Inglaterra, final da década de 1970, em plena guerra fria. Em ‘O Espião que Sabia Demais’ (Tinker Taylor Soldier Spy-2011) a agência de inteligência comandada por Control (John Hurt, de Enigmas de Um Crime e Outlander: Guerreiro VS Predador) se depara com uma disputa pelo poder, entre os principais membros da organização, ao mesmo tempo que um suposto agente duplo pode estar infiltrado entre eles.

Buscando respostas por conta própria, Control pede ao agente Jim Prideaux (Mark Strong, de Sherlock Holmes e A Jovem Rainha Vitória) que realize uma missão não oficial da Hungria. Mas as coisas não dão certo e Jim se vê no meio de um tiroteio onde uma civil é morta enquanto amamentava seu bebê. Com a insurgência desses problemas, Control é demitido e junto com ele seu braço direito, Smiley (Gary Oldman, de Batman Begins e Os Fantasmas de Scrooge).

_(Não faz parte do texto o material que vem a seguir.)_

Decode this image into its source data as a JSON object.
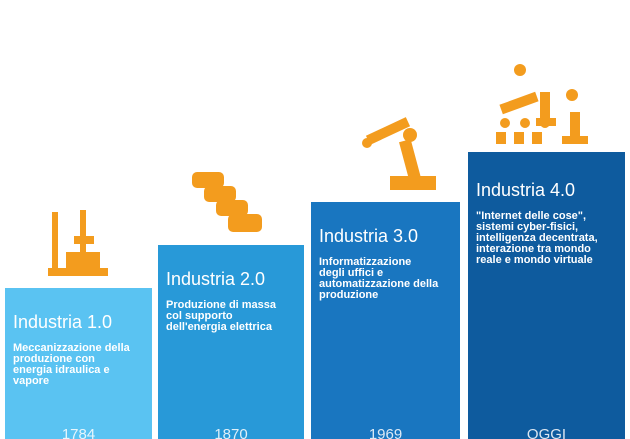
{
  "columns": [
    {
      "title": "Industria 1.0",
      "description": [
        "Meccanizzazione della",
        "produzione con",
        "energia idraulica e",
        "vapore"
      ],
      "year": "1784"
    },
    {
      "title": "Industria 2.0",
      "description": [
        "Produzione di massa",
        "col supporto",
        "dell'energia elettrica"
      ],
      "year": "1870"
    },
    {
      "title": "Industria 3.0",
      "description": [
        "Informatizzazione",
        "degli uffici e",
        "automatizzazione della",
        "produzione"
      ],
      "year": "1969"
    },
    {
      "title": "Industria 4.0",
      "description": [
        "\"Internet delle cose\",",
        "sistemi cyber-fisici,",
        "intelligenza decentrata,",
        "interazione tra mondo",
        "reale e mondo virtuale"
      ],
      "year": "OGGI"
    }
  ]
}
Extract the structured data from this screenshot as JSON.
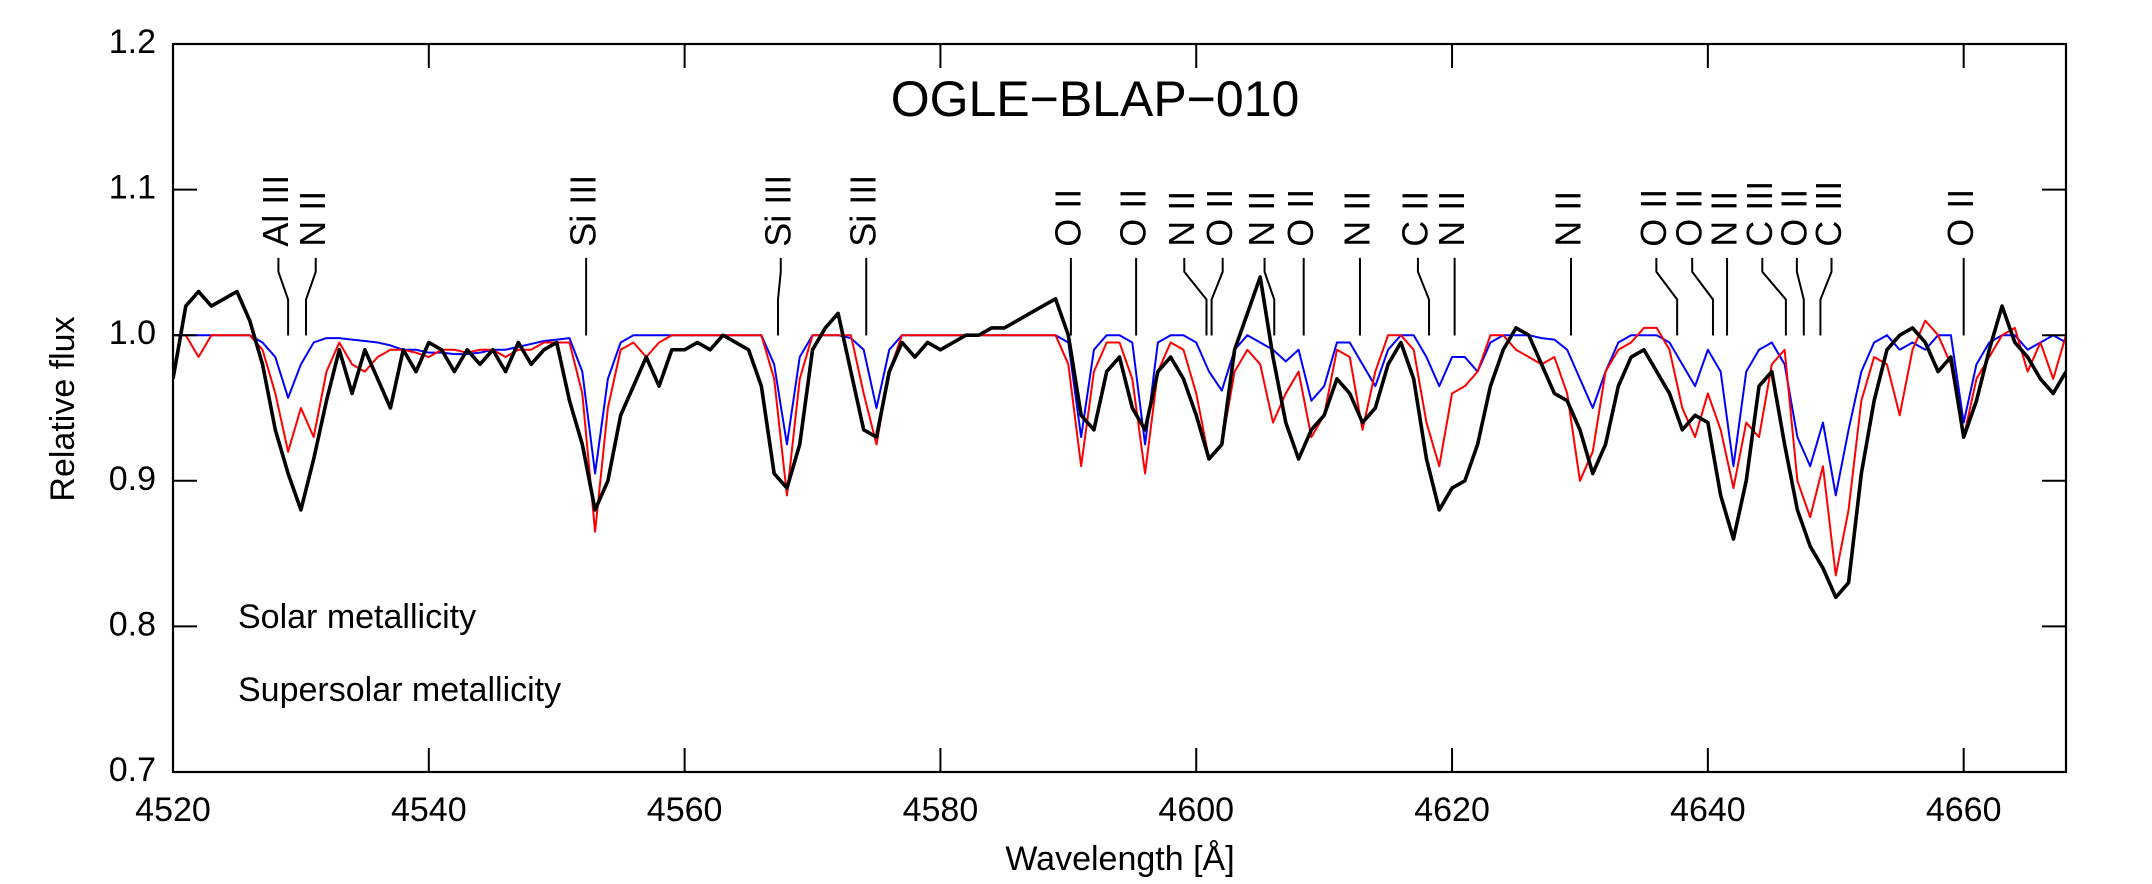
{
  "chart_data": {
    "type": "line",
    "title": "OGLE−BLAP−010",
    "xlabel": "Wavelength [Å]",
    "ylabel": "Relative flux",
    "xlim": [
      4520,
      4668
    ],
    "ylim": [
      0.7,
      1.2
    ],
    "xticks": [
      4520,
      4540,
      4560,
      4580,
      4600,
      4620,
      4640,
      4660
    ],
    "yticks": [
      0.7,
      0.8,
      0.9,
      {
        "value": 1,
        "label": "1.0"
      },
      1.1,
      1.2
    ],
    "x": [
      4520,
      4521,
      4522,
      4523,
      4524,
      4525,
      4526,
      4527,
      4528,
      4529,
      4530,
      4531,
      4532,
      4533,
      4534,
      4535,
      4536,
      4537,
      4538,
      4539,
      4540,
      4541,
      4542,
      4543,
      4544,
      4545,
      4546,
      4547,
      4548,
      4549,
      4550,
      4551,
      4552,
      4553,
      4554,
      4555,
      4556,
      4557,
      4558,
      4559,
      4560,
      4561,
      4562,
      4563,
      4564,
      4565,
      4566,
      4567,
      4568,
      4569,
      4570,
      4571,
      4572,
      4573,
      4574,
      4575,
      4576,
      4577,
      4578,
      4579,
      4580,
      4581,
      4582,
      4583,
      4584,
      4585,
      4586,
      4587,
      4588,
      4589,
      4590,
      4591,
      4592,
      4593,
      4594,
      4595,
      4596,
      4597,
      4598,
      4599,
      4600,
      4601,
      4602,
      4603,
      4604,
      4605,
      4606,
      4607,
      4608,
      4609,
      4610,
      4611,
      4612,
      4613,
      4614,
      4615,
      4616,
      4617,
      4618,
      4619,
      4620,
      4621,
      4622,
      4623,
      4624,
      4625,
      4626,
      4627,
      4628,
      4629,
      4630,
      4631,
      4632,
      4633,
      4634,
      4635,
      4636,
      4637,
      4638,
      4639,
      4640,
      4641,
      4642,
      4643,
      4644,
      4645,
      4646,
      4647,
      4648,
      4649,
      4650,
      4651,
      4652,
      4653,
      4654,
      4655,
      4656,
      4657,
      4658,
      4659,
      4660,
      4661,
      4662,
      4663,
      4664,
      4665,
      4666,
      4667,
      4668
    ],
    "series": [
      {
        "color": "#000000",
        "values": [
          0.97,
          1.02,
          1.03,
          1.02,
          1.025,
          1.03,
          1.01,
          0.98,
          0.935,
          0.905,
          0.88,
          0.915,
          0.955,
          0.99,
          0.96,
          0.99,
          0.97,
          0.95,
          0.99,
          0.975,
          0.995,
          0.99,
          0.975,
          0.99,
          0.98,
          0.99,
          0.975,
          0.995,
          0.98,
          0.99,
          0.995,
          0.955,
          0.925,
          0.88,
          0.9,
          0.945,
          0.965,
          0.985,
          0.965,
          0.99,
          0.99,
          0.995,
          0.99,
          1.0,
          0.995,
          0.99,
          0.965,
          0.905,
          0.895,
          0.925,
          0.99,
          1.005,
          1.015,
          0.975,
          0.935,
          0.93,
          0.975,
          0.995,
          0.985,
          0.995,
          0.99,
          0.995,
          1.0,
          1.0,
          1.005,
          1.005,
          1.01,
          1.015,
          1.02,
          1.025,
          1.0,
          0.945,
          0.935,
          0.975,
          0.985,
          0.95,
          0.935,
          0.975,
          0.985,
          0.97,
          0.945,
          0.915,
          0.925,
          0.99,
          1.015,
          1.04,
          0.985,
          0.94,
          0.915,
          0.935,
          0.945,
          0.97,
          0.96,
          0.94,
          0.95,
          0.98,
          0.995,
          0.97,
          0.915,
          0.88,
          0.895,
          0.9,
          0.925,
          0.965,
          0.99,
          1.005,
          1.0,
          0.98,
          0.96,
          0.955,
          0.935,
          0.905,
          0.925,
          0.965,
          0.985,
          0.99,
          0.975,
          0.96,
          0.935,
          0.945,
          0.94,
          0.89,
          0.86,
          0.9,
          0.965,
          0.975,
          0.925,
          0.88,
          0.855,
          0.84,
          0.82,
          0.83,
          0.905,
          0.955,
          0.99,
          1.0,
          1.005,
          0.995,
          0.975,
          0.985,
          0.93,
          0.955,
          0.99,
          1.02,
          0.995,
          0.985,
          0.97,
          0.96,
          0.975
        ]
      },
      {
        "name": "Solar metallicity",
        "color": "#0000ff",
        "values": [
          1.0,
          1.0,
          1.0,
          1.0,
          1.0,
          1.0,
          1.0,
          0.995,
          0.985,
          0.957,
          0.98,
          0.995,
          0.998,
          0.998,
          0.997,
          0.996,
          0.995,
          0.993,
          0.99,
          0.99,
          0.988,
          0.988,
          0.987,
          0.987,
          0.988,
          0.99,
          0.99,
          0.992,
          0.994,
          0.996,
          0.997,
          0.998,
          0.975,
          0.905,
          0.97,
          0.995,
          1.0,
          1.0,
          1.0,
          1.0,
          1.0,
          1.0,
          1.0,
          1.0,
          1.0,
          1.0,
          1.0,
          0.98,
          0.925,
          0.985,
          1.0,
          1.0,
          1.0,
          0.998,
          0.99,
          0.95,
          0.99,
          1.0,
          1.0,
          1.0,
          1.0,
          1.0,
          1.0,
          1.0,
          1.0,
          1.0,
          1.0,
          1.0,
          1.0,
          1.0,
          0.995,
          0.93,
          0.99,
          1.0,
          1.0,
          0.995,
          0.925,
          0.995,
          1.0,
          1.0,
          0.995,
          0.975,
          0.962,
          0.99,
          1.0,
          0.995,
          0.99,
          0.982,
          0.99,
          0.955,
          0.965,
          0.995,
          0.995,
          0.98,
          0.965,
          0.99,
          1.0,
          1.0,
          0.985,
          0.965,
          0.985,
          0.985,
          0.975,
          0.995,
          1.0,
          1.0,
          1.0,
          0.998,
          0.997,
          0.99,
          0.97,
          0.95,
          0.975,
          0.995,
          1.0,
          1.0,
          1.0,
          0.995,
          0.98,
          0.965,
          0.99,
          0.975,
          0.91,
          0.975,
          0.99,
          0.995,
          0.98,
          0.93,
          0.91,
          0.94,
          0.89,
          0.935,
          0.975,
          0.995,
          1.0,
          0.99,
          0.995,
          0.99,
          1.0,
          1.0,
          0.94,
          0.98,
          0.995,
          1.0,
          1.0,
          0.99,
          0.995,
          1.0,
          0.995
        ]
      },
      {
        "name": "Supersolar metallicity",
        "color": "#ff0000",
        "values": [
          1.0,
          1.0,
          0.985,
          1.0,
          1.0,
          1.0,
          1.0,
          0.99,
          0.96,
          0.92,
          0.95,
          0.93,
          0.975,
          0.995,
          0.98,
          0.975,
          0.985,
          0.99,
          0.99,
          0.988,
          0.985,
          0.99,
          0.99,
          0.988,
          0.99,
          0.99,
          0.985,
          0.99,
          0.99,
          0.995,
          0.995,
          0.995,
          0.96,
          0.865,
          0.95,
          0.99,
          0.995,
          0.985,
          0.995,
          1.0,
          1.0,
          1.0,
          1.0,
          1.0,
          1.0,
          1.0,
          1.0,
          0.97,
          0.89,
          0.97,
          1.0,
          1.0,
          1.0,
          1.0,
          0.96,
          0.925,
          0.975,
          1.0,
          1.0,
          1.0,
          1.0,
          1.0,
          1.0,
          1.0,
          1.0,
          1.0,
          1.0,
          1.0,
          1.0,
          1.0,
          0.98,
          0.91,
          0.975,
          0.995,
          0.995,
          0.97,
          0.905,
          0.975,
          0.995,
          0.99,
          0.96,
          0.915,
          0.925,
          0.975,
          0.99,
          0.98,
          0.94,
          0.96,
          0.975,
          0.93,
          0.945,
          0.99,
          0.985,
          0.935,
          0.975,
          1.0,
          1.0,
          0.99,
          0.94,
          0.91,
          0.96,
          0.965,
          0.975,
          1.0,
          1.0,
          0.99,
          0.985,
          0.98,
          0.985,
          0.96,
          0.9,
          0.92,
          0.975,
          0.99,
          0.995,
          1.005,
          1.005,
          0.99,
          0.95,
          0.93,
          0.96,
          0.935,
          0.895,
          0.94,
          0.93,
          0.98,
          0.99,
          0.9,
          0.875,
          0.91,
          0.835,
          0.88,
          0.955,
          0.985,
          0.98,
          0.945,
          0.99,
          1.01,
          1.0,
          0.98,
          0.93,
          0.97,
          0.985,
          1.0,
          1.005,
          0.975,
          0.995,
          0.97,
          1.0
        ]
      }
    ],
    "line_ids": [
      {
        "label": "Al III",
        "wavelength": 4529.0
      },
      {
        "label": "N II",
        "wavelength": 4530.4
      },
      {
        "label": "Si III",
        "wavelength": 4552.3
      },
      {
        "label": "Si III",
        "wavelength": 4567.3
      },
      {
        "label": "Si III",
        "wavelength": 4574.2
      },
      {
        "label": "O II",
        "wavelength": 4590.2
      },
      {
        "label": "O II",
        "wavelength": 4595.3
      },
      {
        "label": "N II",
        "wavelength": 4600.8
      },
      {
        "label": "O II",
        "wavelength": 4601.2
      },
      {
        "label": "N II",
        "wavelength": 4606.1
      },
      {
        "label": "O II",
        "wavelength": 4608.4
      },
      {
        "label": "N II",
        "wavelength": 4612.8
      },
      {
        "label": "C II",
        "wavelength": 4618.2
      },
      {
        "label": "N II",
        "wavelength": 4620.2
      },
      {
        "label": "N II",
        "wavelength": 4629.3
      },
      {
        "label": "O II",
        "wavelength": 4637.6
      },
      {
        "label": "O II",
        "wavelength": 4640.4
      },
      {
        "label": "N II",
        "wavelength": 4641.5
      },
      {
        "label": "C III",
        "wavelength": 4646.1
      },
      {
        "label": "O II",
        "wavelength": 4647.5
      },
      {
        "label": "C III",
        "wavelength": 4648.8
      },
      {
        "label": "O II",
        "wavelength": 4660.0
      }
    ]
  }
}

Os rumores sobre o agente infiltrado chegam ao governo, e o Ministro secretamente solicita a Smiley que realize investigações, já que Control acaba de morrer no hospital. Para auxiliá-lo conta apenas com o agente Peter (Benedict Cumberbatch, de Criação e A Outra) e o suporte de Mendel (Roger Lloyd-Pack, de Revolução em Dagenham, e Feira das Vaidades). Juntos vão investigar a cúpula do serviço secreto: Alleline (Toby Jones, de Capitão América: O Primeiro Vingador e O Nevoeiro), Bland (Ciarán Hinds, de A Vida Durante a Guerra e Munique), Esterhase (David Dencik, de Os Homens Que Não Amavam as Mulheres) e Haydon (Colin Firth, de A Última Legião e Bons Constumes).

Durante as investigações chegam até Ricki Tarr (Tom Hardy, de Nem Tudo É o Que Parece e Jogo Entre Ladrões) que traz informações que podem desvendar todo o mistério que procuram. Baseado no best seller de John Le Carré, o filme é todo ambientado na época da guerra fria, com o retrato de toda a tecnologia disponível na época, sob a batuta do diretor Tomas Alfredson.